Reduction of pressor response to vasoconstrictor agents by overexpression of catalase in mice

Background: Hydrogen peroxide (H₂O₂) has been shown to induce vascular smooth muscle cell contraction in vitro. In this study, the effect of endogenously produced H₂O₂ on blood pressure (BP) was examined using a transgenic mouse model (hCatTg^+/0) in which catalase is over-expressed. Methods: The hCatTg^+/0 and wild-type mice received a bolus injection of norepinephrine (NE; 1 μg/g) or angiotensin II (Ang II; 0.5 μg/g), or an osmotic minipump infusion of NE (2.5 μg/g/day) or Ang II (0.5 μg/g/day) for 7 days. Systolic BP (SBP) was measured using a tail-cuff apparatus. H₂O₂ release from mouse aortas was measured using an H₂O₂ assay kit. Results: The hCatTg^+/0 and wild-type mice showed similar basal levels of systolic BP (SBP) and H₂O₂ release from the aorta. A bolus injection of NE or Ang II increased SBP 31 ± 5 and 37 ± 6 mm Hg, respectively, in wild-type mice. In contrast, same doses of NE and Ang II increased SBP only 15 ± 3 and 17 ± 4 mm Hg, respectively, in hCatTg^+/0 mice. Osmotic minipump infusion of NE or Ang II increased SBP by approximately 30 mm Hg in wild-type mice, but only by about 10 mm Hg in hCatTg^+/0 mice.
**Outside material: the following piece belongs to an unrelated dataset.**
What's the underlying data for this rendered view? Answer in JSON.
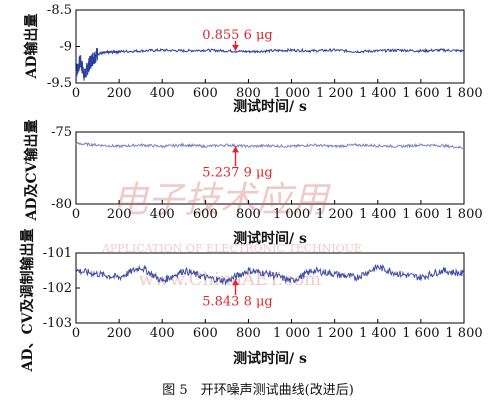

The addition of NE or Ang II to the incubation media significantly increased H₂O₂ release from the aortic segment of wild-type mice but did not alter H₂O₂ release from the aortic segment of hCatTg^+/0 mice. Conclusion: Overexpression of catalase diminishes the pressor response to NE and Ang II by reducing H₂O₂ production in the arterial wall.